I’m sorry, but I need to go home. As soon as possible. I don’t know if I’ll be able to come back sometime in the future. If so, it would need to be with my wife. I’m not trying to blackmail you, I’m just saying that’s the only way I could do it. Please respond and confirm when I can go. Sincerely, Peter Leigh (Pastor).

He re-read what he had written, deleted everything from I don’t know to the only way I could do it. Too many words, too much explanation. The essential message, the one which demanded action, was simpler than that.

He stood up, stretched. A sharp sting on his leg reminded him of the injury there. The wound was healing well, but the flesh was tight along the suture line. He would always have a scar, and it would occasionally hurt. There were limits to what the miraculous human organism could repair.

His dishdasha, hanging on the washing line, was dry now. The blurry marks of the ink crucifix had been almost obliterated, faded to the palest lilac. The hems were so badly frayed they looked as if they’d been deliberately manufactured that way, as a fluffy frill. ‘You don’t think it’s too girly, do you?’ he recalled Bea saying, when they first took the garment out of its shrinkwrap. Not only did he recall the words, but also the sound of Bea’s voice, the expression in her eyes, the light on the side of her nose: everything. And she’d said: ‘You can be naked underneath. If you want.’ She was his wife. He loved her. Surely somewhere in the universe, allowing for the laws of time and space and relativity, there must be a place where that could still be possible.

‘Imagine you’re in a tiny inflatable dinghy, lost at sea,’ Ella Reinman had suggested to him, during those endless interviews on the tenth floor of the swanky hotel. ‘Far in the distance, there’s a ship; you can’t tell whether it’s moving toward you or away. You know that if you try to stand up and wave, the dinghy will capsize. But if you sit still, nobody will see you and you won’t get rescued. What do you do?’

‘Sit tight.’

‘Are you sure? What if the ship is definitely moving away?’

‘I’d have to live with that.’

‘You’d just sit and watch it go?’

‘I’d pray to God.’

‘What if there was no answer?’

‘There’s always an answer.’

His calmness had impressed them. His refusal to embrace wild, impulsive gestures had helped him make the grade. It was the calmness of the homeless, the calmness of the ?????. Without knowing it, he’d always been an honorary alien.

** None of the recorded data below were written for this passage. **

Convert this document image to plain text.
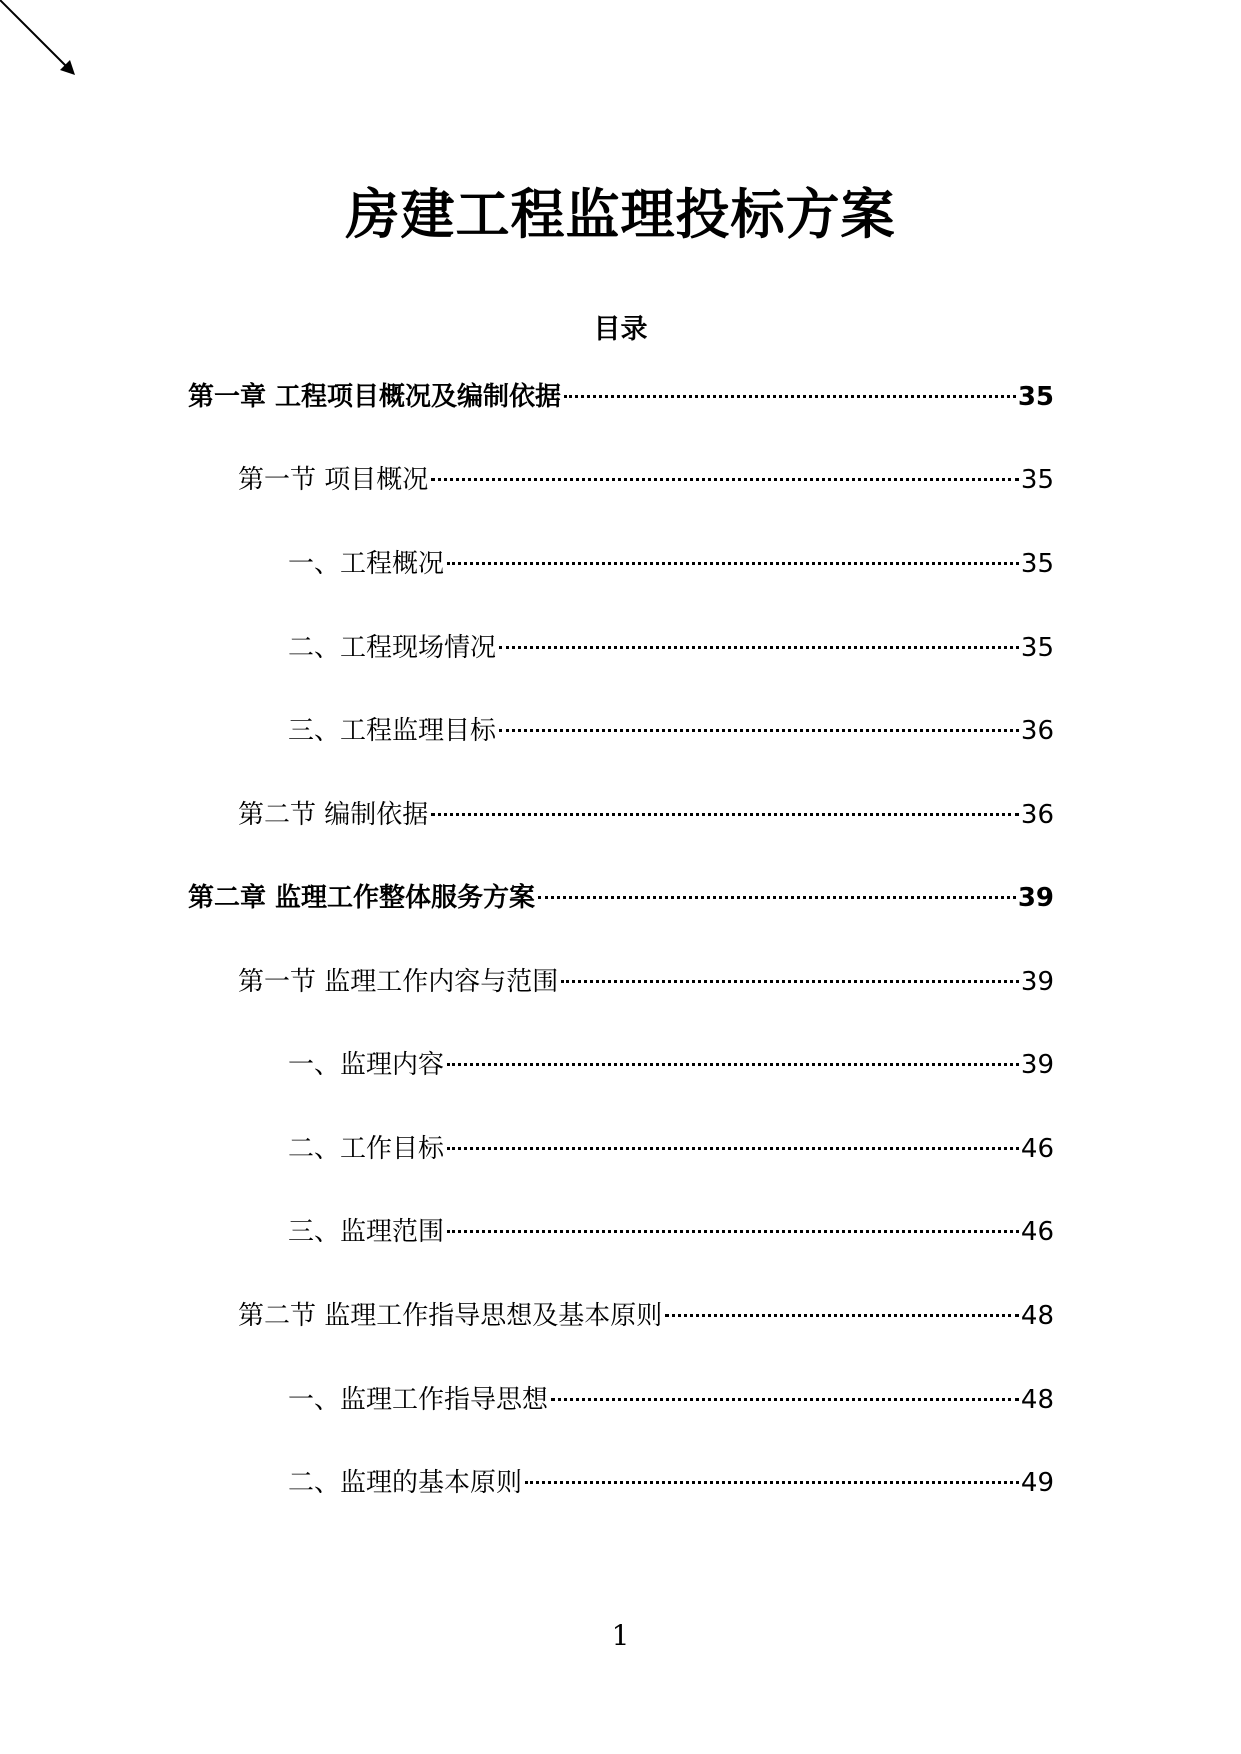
房建工程监理投标方案
目录
第一章 工程项目概况及编制依据	35
第一节 项目概况	35
一、工程概况	35
二、工程现场情况	35
三、工程监理目标	36
第二节 编制依据	36
第二章 监理工作整体服务方案	39
第一节 监理工作内容与范围	39
一、监理内容	39
二、工作目标	46
三、监理范围	46
第二节 监理工作指导思想及基本原则	48
一、监理工作指导思想	48
二、监理的基本原则	49
1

Now, he was pacing his quarters in a frenzy, an animal trapped in a cage. He needed to be home. Get going, get going, get going. The needle in the vein, the woman saying This will sting some, then blackness. Yes! Come on! Every minute of delay was a torment. Pacing around, he almost tripped on a discarded shoe, seized hold of it, hurled it across the room. Maybe Grainger, in her quarters, was doing the same. Maybe they should go berserk together, share the bourbon. He really wanted a drink.